Machine Learning

Supervised Learning: Classification / Decision Trees


5. Decision Tree Algorithm

A Decision Tree is a tree-structured classifier where internal nodes represent feature tests, branches represent the outcome of tests, and leaf nodes represent class labels. It creates a model that predicts the value of a target variable by learning decision rules from the features.

Tree Building Algorithm (Top-Down Recursive)

  1. Start with the entire training dataset at the root node.
  2. Calculate the impurity (e.g., Entropy or Gini Index) of the current dataset.
  3. Iterate through all available features and calculate the Information Gain (or reduction in impurity) if the data were split on each feature.
  4. Select the feature that yields the highest Information Gain (or lowest Gini Index) as the decision node.
  5. Split the dataset into subsets based on the selected feature's values.
  6. Recursively repeat steps 2-5 for each subset until a stopping criterion is met (e.g., all instances in a node belong to the same class, or max depth is reached).

Attribute Selection Measures

The key challenge is deciding which feature to split on at each node.

A) Information Gain (ID3 Algorithm)

Based on entropy (measure of impurity/disorder):

Entropy(S) = −Σ pᵢ log₂(pᵢ)
IG(S, A) = Entropy(S) − Σ (|Sᵥ|/|S|) × Entropy(Sᵥ)
B) Gini Index (CART Algorithm)

Measures the probability of a variable being wrongly classified.
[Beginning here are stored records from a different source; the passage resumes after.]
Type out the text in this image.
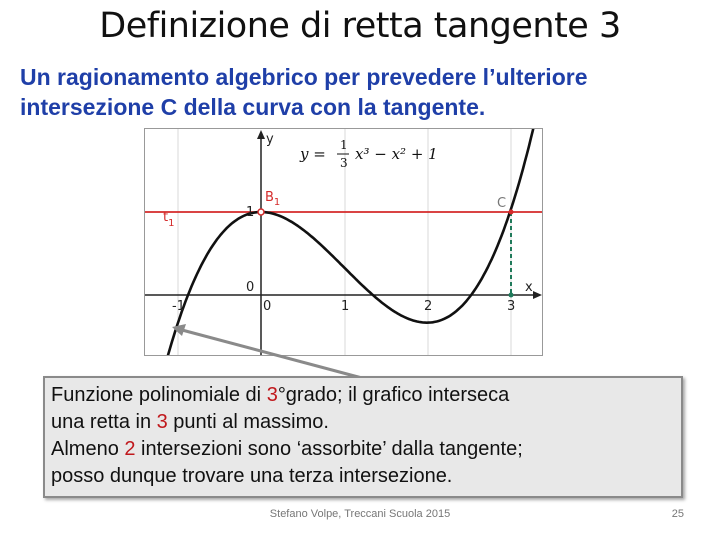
Definizione di retta tangente 3
Un ragionamento algebrico per prevedere l’ulteriore
intersezione C della curva con la tangente.
y = 1
3 x³ − x² + 1
y
x
$B_1$	C
$t_1$
1
0
-1	0	1	2	3
Funzione polinomiale di 3°grado; il grafico interseca
una retta in 3 punti al massimo.
Almeno 2 intersezioni sono ‘assorbite’ dalla tangente;
posso dunque trovare una terza intersezione.
Stefano Volpe, Treccani Scuola 2015	25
Lower is better (more pure).

Gini(S) = 1 − Σ pᵢ²
C) Gain Ratio (C4.5 Algorithm)

Normalizes Information Gain to prevent bias toward attributes with many distinct values.

Gain Ratio(S, A) = IG(S, A) / Split Info(S, A)

Tree Pruning

Overgrown trees overfit the training data. Pruning reduces tree complexity:

  • Pre-pruning (Early Stopping): Stop growing before it perfectly classifies training data (e.g., set max depth).
  • Post-pruning: Grow full tree, then remove subtrees that do not improve validation accuracy.